Padahal, UGM-lah yang selama ini diklaim sebagai kampus tempat Jokowi mengenyam pendidikan tinggi.


Kebisuan ini ironis. Sebab, gugatan terhadap keabsahan ijazah Jokowi bukan muncul dari ruang kosong. Beberapa pihak, seperti Tim Pembela Ulama dan Aktivis (TPUA), telah menempuh jalur hukum. 


Dua figur penting yang juga alumnus UGM, Dr. Roy Suryo dan Dr. Eng. Rismon H. Sianipar, bahkan telah mempublikasikan analisis digital dan akademik yang menyatakan bahwa ijazah tersebut tak memiliki validitas administratif.


Namun respons UGM mengecewakan. Rektor UGM Prof. Ova Emilia dan Guru Besar Hukum Pidana Prof. Marcus Priyo Gunarto justru memilih menjadi pagar betis bagi kekuasaan, bersikukuh bahwa ijazah Jokowi sah. Mereka menyodorkan pembelaan yang mengejutkan nalar: arsip-arsip tentang Jokowi hilang.


Apakah sebuah institusi sebesar UGM—yang notabene adalah kampus pelopor dan simbol intelektualitas bangsa—kehilangan seluruh dokumen mahasiswa, agenda KKN, daftar wisudawan, hingga foto asli ijazah hanya karena alasan administratif? Bila iya, ini bukan sekadar kelalaian, tapi malapraktik akademik yang patut diadili.


Yang menyedihkan, alih-alih melakukan introspeksi, UGM justru menyulap absurditas ini menjadi narasi pembenaran. 


Mereka tak menampilkan laporan kehilangan ke Direktorat Pendidikan Tinggi atau ke pihak Kepolisian, seperti seharusnya protokol akademik dilakukan. 


Tidak ada audit forensik internal, tidak ada pembentukan tim etik, tidak ada dialog publik.


Di tengah itu semua, mahasiswa dan civitas akademika UGM justru menampilkan sikap pasif, bahkan nyaris apatis. 

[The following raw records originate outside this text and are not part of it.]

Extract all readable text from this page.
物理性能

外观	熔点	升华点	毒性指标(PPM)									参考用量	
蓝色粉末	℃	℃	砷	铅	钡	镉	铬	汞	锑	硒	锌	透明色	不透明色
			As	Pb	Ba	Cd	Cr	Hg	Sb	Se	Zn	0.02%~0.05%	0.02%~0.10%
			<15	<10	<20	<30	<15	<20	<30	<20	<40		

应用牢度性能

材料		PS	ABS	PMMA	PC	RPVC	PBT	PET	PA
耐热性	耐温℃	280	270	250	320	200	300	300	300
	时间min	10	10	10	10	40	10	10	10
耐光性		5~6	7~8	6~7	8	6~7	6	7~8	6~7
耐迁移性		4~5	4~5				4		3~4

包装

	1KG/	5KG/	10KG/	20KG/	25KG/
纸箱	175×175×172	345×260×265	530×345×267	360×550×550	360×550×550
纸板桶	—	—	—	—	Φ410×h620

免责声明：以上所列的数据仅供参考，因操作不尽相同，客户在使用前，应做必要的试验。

Di mana suara lantang mahasiswa seperti era Orde Baru dulu, yang mampu mengguncang kekuasaan hanya dengan poster, puisi, dan orasi di selasar kampus? Mengapa kini mereka diam, padahal integritas kampus sedang dirampok di siang bolong?


Seolah kampus ini telah dijatuhi kutukan: kehilangan keberanian, kehilangan nurani.